In quel periodo, siamo al 1888, il governo Crispi rompe con la Francia, mente le Banche francesi erano intenzionate a proporre un prestito all’Italia. I banchiere chiedono aiuto a Giovanni Bovio, offrendogli un compenso di un milione e duecento mila. Una enorme quantità di danaro che, ovviamente Bovio rifiutò. Lo stipendio di Bovio era di solo 5.000 lire all’anno! Nelle elezioni del 90, ancora una volta i francesi ci riprovano, vogliono offrire un contributo per la campagna elettorale; ancora un grande rifiuto!
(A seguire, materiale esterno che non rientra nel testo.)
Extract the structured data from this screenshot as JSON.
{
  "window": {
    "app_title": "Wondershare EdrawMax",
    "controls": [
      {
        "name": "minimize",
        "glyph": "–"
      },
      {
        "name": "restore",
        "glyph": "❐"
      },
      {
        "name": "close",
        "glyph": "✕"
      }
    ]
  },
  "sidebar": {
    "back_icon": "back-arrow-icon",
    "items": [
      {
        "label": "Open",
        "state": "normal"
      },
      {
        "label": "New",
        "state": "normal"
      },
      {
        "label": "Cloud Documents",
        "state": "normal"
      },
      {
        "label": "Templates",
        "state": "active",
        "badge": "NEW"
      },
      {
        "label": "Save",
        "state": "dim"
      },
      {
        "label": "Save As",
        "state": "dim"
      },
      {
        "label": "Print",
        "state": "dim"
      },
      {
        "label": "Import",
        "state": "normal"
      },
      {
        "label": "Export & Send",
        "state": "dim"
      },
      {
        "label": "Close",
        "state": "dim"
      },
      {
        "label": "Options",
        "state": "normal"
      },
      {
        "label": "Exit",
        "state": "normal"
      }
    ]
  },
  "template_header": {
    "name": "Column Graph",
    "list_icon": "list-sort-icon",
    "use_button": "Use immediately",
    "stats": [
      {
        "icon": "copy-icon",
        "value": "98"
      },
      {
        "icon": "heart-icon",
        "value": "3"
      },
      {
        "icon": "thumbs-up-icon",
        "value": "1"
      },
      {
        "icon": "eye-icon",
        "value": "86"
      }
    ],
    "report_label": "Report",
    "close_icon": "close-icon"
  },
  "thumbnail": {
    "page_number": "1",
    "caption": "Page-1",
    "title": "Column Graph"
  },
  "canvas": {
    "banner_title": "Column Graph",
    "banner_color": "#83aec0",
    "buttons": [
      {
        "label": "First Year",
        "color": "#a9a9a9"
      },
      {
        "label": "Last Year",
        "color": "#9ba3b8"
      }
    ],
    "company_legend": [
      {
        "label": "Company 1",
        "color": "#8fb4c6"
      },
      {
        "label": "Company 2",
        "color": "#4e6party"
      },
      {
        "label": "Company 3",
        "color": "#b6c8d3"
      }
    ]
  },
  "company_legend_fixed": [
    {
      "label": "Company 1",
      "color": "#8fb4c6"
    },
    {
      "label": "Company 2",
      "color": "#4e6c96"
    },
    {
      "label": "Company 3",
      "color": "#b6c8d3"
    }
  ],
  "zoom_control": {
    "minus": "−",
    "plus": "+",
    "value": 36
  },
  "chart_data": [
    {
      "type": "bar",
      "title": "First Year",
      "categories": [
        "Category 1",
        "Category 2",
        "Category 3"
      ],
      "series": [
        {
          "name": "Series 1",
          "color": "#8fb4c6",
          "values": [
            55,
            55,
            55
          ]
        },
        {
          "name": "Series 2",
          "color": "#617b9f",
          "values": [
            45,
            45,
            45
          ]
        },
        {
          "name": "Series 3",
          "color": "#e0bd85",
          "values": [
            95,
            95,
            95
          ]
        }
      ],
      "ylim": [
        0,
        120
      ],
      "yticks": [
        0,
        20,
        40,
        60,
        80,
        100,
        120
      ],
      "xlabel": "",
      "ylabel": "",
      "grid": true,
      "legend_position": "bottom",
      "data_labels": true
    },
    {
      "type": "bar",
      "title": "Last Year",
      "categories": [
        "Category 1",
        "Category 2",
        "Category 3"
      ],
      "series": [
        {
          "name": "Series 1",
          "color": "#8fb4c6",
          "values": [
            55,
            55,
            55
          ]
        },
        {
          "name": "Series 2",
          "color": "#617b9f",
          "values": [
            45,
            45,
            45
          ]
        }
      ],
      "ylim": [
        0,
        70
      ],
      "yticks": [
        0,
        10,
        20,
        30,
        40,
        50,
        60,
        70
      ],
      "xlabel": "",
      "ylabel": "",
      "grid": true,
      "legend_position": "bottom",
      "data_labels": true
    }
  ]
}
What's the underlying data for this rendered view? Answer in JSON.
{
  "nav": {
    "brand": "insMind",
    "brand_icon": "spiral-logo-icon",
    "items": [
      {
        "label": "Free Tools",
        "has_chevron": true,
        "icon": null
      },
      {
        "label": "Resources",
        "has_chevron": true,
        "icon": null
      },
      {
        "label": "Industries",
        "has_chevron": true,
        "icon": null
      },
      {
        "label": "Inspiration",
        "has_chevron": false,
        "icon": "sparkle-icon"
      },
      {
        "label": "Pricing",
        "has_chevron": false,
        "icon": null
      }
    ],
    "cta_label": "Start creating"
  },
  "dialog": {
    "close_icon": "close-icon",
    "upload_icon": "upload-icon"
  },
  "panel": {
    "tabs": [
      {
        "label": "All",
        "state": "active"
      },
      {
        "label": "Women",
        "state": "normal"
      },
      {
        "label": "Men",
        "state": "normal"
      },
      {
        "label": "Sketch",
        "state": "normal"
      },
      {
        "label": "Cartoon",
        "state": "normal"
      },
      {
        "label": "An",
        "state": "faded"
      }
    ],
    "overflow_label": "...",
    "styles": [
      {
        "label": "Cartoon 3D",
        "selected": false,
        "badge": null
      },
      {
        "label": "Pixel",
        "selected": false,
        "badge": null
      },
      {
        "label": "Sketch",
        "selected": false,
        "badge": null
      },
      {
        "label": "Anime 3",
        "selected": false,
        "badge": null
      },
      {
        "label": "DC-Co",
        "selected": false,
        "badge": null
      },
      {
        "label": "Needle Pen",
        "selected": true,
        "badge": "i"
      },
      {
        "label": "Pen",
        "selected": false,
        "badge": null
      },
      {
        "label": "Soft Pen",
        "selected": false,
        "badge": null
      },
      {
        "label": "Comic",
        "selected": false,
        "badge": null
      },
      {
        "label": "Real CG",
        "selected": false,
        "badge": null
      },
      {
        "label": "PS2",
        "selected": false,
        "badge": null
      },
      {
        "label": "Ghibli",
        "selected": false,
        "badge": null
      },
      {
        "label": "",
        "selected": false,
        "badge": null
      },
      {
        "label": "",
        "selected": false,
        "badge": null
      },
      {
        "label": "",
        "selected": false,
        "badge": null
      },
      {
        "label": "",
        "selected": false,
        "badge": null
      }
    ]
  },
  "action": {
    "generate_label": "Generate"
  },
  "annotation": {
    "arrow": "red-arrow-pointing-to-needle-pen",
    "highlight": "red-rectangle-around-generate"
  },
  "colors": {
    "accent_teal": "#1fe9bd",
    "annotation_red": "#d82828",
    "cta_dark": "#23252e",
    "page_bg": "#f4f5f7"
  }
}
A chi gli domandava se la Stampa doveva entrare, anche nella vita privata di chi opera nel pubblico rispondeva che “gli uomini pubblici, come i ministri, i parlamentari e magistrati, andavano sempre studiati”. Nel 1892 chiede una inchiesta sugli scandali bancari. La situazione bancaria italiana era disastrosa, quella della Banca Romana era drammatica. Quaranta milioni erano stati sostituiti da banconote duplicate; venti milioni di ammanco di cassa; bilanci falsificati. Il governatore della Banca, Bernardo Tanlongo, viene Arrestato.
Inaspettatamente al processo viene assolto! Il povero direttore della sede del Banco di Napoli in Roma, tale Cesare Coccinelli che, aveva solo sottratto due milioni, fu arrestato e al processo venne pesantemente condannato.
E’ il caso di domandarci se in questo Paese, sia cambiato qualcosa. Stessa corruzione, stessa situazione bancaria, troppi enti parassitari e politici famelici. Penso sia cambiata solo la corruzione, diventata ormai epidemica, visto che, era endemica, già nel 1887.